World models are having a moment. Here are some of my personal thoughts đź§µ
1 / 5
The most compelling thing about WMs is counterfactual reasoning — the ability to mentally simulate different outcomes before ever interacting with the real world. That's where the real value lies.
2 / 5
There’s a commonly cited but somewhat misleading example: “A WM knows fire is dangerous, so the agent won’t touch it.” In reality, animals avoid fire because they’ve been burned before — reward shaped the actor. That’s instinct, not planning. A WM primarily models environment transitions ; it doesn’t necessarily produce reward. Crediting this to the WM conflates actor, dynamics model, and reward.
3 / 5
The reason the human brain is such a powerful WM is its ability to reason flexibly across language and vision. When playing chess, we mentally simulate different board positions after each move — images are the natural medium here. When planning our day, we list tasks, prioritize, and estimate time — that's entirely language-driven. Together, the two modalities cover the vast majority of reasoning scenarios.
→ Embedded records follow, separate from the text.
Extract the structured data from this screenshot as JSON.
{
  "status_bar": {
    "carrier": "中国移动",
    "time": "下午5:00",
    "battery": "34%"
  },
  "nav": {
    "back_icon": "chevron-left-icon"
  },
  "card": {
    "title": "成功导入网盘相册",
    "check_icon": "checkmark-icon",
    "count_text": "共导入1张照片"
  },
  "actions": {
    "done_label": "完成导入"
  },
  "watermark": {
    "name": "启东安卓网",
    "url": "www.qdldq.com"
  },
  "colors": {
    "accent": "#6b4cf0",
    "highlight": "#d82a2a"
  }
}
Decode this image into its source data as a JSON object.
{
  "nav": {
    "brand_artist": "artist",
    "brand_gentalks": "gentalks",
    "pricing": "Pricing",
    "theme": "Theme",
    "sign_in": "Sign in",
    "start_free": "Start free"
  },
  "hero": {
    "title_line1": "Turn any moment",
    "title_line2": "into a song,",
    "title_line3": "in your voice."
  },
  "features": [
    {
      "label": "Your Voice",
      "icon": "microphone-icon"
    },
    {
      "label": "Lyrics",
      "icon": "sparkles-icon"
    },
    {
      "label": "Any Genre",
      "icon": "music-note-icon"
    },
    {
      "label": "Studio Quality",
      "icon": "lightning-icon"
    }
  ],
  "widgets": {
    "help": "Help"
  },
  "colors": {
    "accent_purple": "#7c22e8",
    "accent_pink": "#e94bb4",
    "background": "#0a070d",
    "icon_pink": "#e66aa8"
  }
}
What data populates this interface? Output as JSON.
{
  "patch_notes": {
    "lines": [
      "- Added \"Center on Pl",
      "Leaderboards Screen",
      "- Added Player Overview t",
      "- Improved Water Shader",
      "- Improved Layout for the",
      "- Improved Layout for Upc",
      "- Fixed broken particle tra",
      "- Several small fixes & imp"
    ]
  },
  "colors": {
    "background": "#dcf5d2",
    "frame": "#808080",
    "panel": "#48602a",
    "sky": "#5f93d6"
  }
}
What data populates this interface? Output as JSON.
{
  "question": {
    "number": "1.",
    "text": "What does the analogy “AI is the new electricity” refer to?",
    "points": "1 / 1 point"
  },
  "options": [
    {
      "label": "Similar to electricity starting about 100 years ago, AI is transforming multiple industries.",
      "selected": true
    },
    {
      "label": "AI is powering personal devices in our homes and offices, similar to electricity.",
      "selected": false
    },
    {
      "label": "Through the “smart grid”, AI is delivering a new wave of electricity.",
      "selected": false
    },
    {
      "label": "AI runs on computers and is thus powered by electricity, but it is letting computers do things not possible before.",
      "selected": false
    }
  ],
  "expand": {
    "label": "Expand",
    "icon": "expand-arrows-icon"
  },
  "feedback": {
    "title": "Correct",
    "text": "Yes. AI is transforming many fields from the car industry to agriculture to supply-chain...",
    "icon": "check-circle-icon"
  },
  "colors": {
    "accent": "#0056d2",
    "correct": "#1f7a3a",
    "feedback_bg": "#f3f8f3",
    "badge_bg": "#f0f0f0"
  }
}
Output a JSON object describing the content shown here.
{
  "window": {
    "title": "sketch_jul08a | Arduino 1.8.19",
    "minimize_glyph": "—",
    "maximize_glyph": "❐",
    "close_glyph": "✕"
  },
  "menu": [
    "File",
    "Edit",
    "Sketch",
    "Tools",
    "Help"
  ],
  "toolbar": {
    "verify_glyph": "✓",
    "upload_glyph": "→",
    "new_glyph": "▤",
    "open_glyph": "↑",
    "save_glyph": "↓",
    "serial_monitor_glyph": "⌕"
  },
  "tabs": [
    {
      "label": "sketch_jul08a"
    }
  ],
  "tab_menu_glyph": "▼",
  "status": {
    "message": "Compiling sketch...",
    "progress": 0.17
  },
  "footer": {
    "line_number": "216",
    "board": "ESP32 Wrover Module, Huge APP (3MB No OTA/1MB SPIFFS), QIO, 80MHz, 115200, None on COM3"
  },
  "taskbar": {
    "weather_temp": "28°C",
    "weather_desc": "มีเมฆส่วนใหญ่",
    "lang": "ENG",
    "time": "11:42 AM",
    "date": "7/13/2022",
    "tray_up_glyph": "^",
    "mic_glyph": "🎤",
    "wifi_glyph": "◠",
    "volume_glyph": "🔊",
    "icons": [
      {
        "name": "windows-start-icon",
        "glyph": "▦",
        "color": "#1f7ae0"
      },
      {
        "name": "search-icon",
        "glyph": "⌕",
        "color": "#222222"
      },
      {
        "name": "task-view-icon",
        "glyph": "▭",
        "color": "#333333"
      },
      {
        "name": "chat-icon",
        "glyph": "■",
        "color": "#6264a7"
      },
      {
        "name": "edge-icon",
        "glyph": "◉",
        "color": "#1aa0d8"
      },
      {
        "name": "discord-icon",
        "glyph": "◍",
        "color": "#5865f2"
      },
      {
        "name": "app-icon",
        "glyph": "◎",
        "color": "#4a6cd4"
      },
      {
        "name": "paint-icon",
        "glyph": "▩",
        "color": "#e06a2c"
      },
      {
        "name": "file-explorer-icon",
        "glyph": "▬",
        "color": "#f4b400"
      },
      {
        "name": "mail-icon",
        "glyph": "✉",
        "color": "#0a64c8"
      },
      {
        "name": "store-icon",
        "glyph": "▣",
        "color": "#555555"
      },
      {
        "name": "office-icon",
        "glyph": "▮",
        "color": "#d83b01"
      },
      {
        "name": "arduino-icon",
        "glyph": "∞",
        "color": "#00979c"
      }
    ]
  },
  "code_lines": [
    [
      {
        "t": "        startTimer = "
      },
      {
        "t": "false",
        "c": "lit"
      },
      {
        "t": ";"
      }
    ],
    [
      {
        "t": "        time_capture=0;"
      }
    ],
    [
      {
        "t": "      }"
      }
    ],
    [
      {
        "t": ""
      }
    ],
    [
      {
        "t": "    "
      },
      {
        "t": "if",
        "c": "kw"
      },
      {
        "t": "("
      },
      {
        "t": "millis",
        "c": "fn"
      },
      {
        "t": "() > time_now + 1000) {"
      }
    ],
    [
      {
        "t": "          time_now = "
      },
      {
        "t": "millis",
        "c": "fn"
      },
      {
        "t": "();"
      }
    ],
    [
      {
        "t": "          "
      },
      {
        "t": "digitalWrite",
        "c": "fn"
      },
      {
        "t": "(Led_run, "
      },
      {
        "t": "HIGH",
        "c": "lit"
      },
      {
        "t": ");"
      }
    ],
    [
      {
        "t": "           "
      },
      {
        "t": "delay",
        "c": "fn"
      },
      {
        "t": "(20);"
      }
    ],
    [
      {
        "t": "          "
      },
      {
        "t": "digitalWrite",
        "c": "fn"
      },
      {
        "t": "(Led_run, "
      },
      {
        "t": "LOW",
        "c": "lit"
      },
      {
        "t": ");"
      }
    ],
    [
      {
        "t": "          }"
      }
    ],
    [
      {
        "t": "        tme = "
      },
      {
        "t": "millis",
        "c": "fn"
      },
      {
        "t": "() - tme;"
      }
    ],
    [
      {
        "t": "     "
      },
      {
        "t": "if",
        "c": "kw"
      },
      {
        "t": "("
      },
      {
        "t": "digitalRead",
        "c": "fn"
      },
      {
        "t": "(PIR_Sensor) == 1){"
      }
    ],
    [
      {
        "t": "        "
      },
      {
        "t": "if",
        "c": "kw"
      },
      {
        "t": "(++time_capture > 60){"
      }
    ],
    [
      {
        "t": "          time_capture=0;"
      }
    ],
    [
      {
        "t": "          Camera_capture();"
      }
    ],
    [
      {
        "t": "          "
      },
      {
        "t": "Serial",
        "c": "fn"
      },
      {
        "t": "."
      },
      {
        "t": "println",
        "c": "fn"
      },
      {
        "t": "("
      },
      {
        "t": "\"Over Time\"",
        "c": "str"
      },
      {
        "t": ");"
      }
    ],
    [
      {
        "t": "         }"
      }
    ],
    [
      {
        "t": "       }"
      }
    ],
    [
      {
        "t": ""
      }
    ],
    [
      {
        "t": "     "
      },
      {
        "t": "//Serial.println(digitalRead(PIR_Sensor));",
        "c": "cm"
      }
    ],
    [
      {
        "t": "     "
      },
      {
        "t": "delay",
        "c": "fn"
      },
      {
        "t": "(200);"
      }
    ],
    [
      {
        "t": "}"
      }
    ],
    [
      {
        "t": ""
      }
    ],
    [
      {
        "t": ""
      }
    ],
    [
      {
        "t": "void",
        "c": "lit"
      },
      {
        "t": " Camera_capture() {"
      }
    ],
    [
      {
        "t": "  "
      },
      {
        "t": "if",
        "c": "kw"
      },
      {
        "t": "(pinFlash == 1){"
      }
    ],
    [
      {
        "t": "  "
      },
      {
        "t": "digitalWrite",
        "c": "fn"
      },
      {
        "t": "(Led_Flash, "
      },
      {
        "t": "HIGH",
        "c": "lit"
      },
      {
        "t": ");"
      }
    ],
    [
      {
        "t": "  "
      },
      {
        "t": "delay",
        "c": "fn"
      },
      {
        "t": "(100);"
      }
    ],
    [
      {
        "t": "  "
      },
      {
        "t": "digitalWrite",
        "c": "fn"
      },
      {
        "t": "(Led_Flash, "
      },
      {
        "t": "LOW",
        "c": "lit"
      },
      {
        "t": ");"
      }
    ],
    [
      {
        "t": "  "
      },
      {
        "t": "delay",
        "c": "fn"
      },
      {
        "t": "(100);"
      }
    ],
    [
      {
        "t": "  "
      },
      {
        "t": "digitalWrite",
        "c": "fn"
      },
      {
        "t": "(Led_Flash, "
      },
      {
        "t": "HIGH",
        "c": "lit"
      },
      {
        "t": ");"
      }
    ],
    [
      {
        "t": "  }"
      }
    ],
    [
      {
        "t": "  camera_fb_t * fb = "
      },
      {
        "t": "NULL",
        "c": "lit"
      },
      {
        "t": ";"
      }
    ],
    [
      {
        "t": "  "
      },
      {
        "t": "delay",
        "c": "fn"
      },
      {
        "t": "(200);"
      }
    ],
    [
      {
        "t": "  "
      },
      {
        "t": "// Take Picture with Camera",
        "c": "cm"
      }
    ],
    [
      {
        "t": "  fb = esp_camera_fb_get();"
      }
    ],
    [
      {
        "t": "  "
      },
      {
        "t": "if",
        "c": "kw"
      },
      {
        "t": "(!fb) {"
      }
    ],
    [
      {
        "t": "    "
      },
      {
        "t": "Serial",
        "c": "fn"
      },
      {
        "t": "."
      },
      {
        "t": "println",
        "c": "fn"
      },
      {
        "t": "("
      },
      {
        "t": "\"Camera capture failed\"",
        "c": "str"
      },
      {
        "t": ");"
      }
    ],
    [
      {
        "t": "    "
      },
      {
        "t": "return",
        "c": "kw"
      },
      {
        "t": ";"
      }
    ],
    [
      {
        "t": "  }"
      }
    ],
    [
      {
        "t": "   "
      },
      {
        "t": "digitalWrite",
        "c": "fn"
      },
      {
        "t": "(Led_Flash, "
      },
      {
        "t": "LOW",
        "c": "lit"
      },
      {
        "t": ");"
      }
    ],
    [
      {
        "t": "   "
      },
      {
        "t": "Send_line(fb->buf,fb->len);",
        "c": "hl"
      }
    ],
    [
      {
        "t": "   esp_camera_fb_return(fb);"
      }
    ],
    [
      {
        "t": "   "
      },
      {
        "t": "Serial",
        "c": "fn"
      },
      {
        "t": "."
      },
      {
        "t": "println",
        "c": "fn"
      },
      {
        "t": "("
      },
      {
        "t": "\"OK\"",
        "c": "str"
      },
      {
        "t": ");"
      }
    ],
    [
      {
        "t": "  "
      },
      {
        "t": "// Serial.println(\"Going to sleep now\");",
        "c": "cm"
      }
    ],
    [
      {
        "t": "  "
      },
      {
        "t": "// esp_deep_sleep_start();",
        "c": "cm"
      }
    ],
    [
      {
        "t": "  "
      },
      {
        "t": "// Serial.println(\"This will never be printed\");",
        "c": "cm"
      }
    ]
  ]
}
In this sense, LLMs are already a form of WM — CoT is essentially implicit planning in language space.
4 / 5
But a more powerful WM requires efficient visual representations. The problem today is that visual tokens are designed for pixel reconstruction, not decision-making. Generating a chessboard takes thousands of tokens, and models still make obvious errors like disappearing or duplicated pieces — yet encoding the decision-relevant information in that same image might only take a few dozen language tokens.
5 / 5
Putting it all together: the highest-priority goal for WMs right now is to find a compact visual representation, and then give models the ability to reason flexibly across modalities. Only when both are achieved will truly powerful WMs become possible.